The Imperial Foods building was 11 years old, although the basic structure dated back to the early 20th century. The building had been used for food processing applications and had been an ice cream factory.[2] At the time of the fire, it included adjoining structures totaling 30,000 square feet (2,800 m2).[5] The factory was constructed with bricks and metalwork and was one story high.[2] The interior was a "maze of large rooms separated by moveable walls", and both workers and the product moved around the interior from process to process, going from front to rear.[5] Imperial's operators usually kept the doors of the chicken plant padlocked and the windows boarded, to prevent theft, vandalism or other criminal acts.[7] There had been no safety inspections by the state due to a lack of inspectors.[1] The poultry inspector visited the site daily and knew of the fire violations. One worker stated that much of the chicken meat was rotten,[7] and that the reason it was processed into chicken nuggets was to disguise the foul taste. He did not report these violations.[6][7] Some workers were made nervous by the locked doors but did not voice their concerns for fear of losing their jobs.[5]

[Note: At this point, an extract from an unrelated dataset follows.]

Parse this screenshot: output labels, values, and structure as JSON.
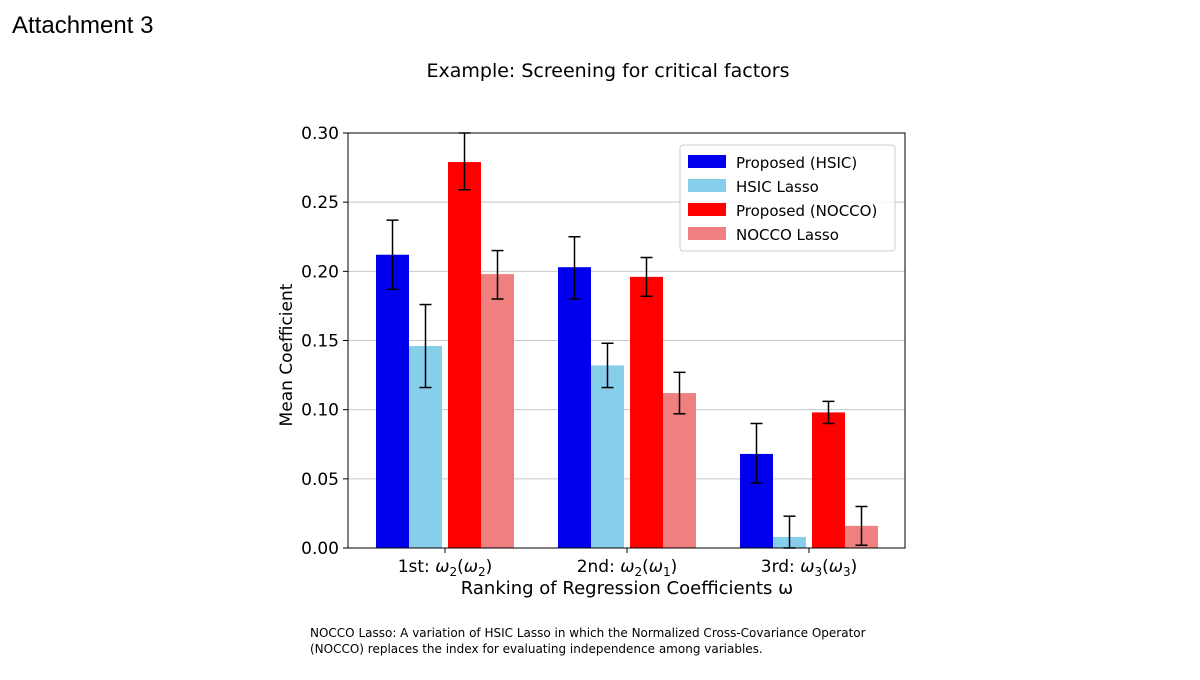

https://en.wikipedia.org/wiki/Hamlet_chicken_processing_plant_fire

sandensea

(21,526 posts)
9. Thank you for posting this. I remember that one.
Mon Mar 25, 2019, 05:54 PM
Mar 2019

I recall that it was that tragedy - and the Bush administration's typically cavalier, almost snooty response at the time - that really helped drive the point home to many voters that not only were things not "getting better;" but that their leadership couldn't care less.

Which of course is true of all these GOP administrations since Reagan - and more so with each one.

 

smirkymonkey

(63,221 posts)
10. I remember seeing a documentary on this and I often used to walk past that building
Mon Mar 25, 2019, 07:05 PM
Mar 2019

in NYC on my way to work (from the West Village to where I worked in Soho). There was a plaque on the building detailing the history of the event and paying tribute to the workers who died there. It has always haunted me for some reason. These were mostly teenage girls and young women. Like the victims of 9/11 it just pains me to think that people so young had to make the choice to burn or jump to their deaths. It was just so tragic. The owners of the sweatshop just didn't care about these poor, young immigrant women. There were also some men who died as well. It was a travesty that the owners were found not guilty.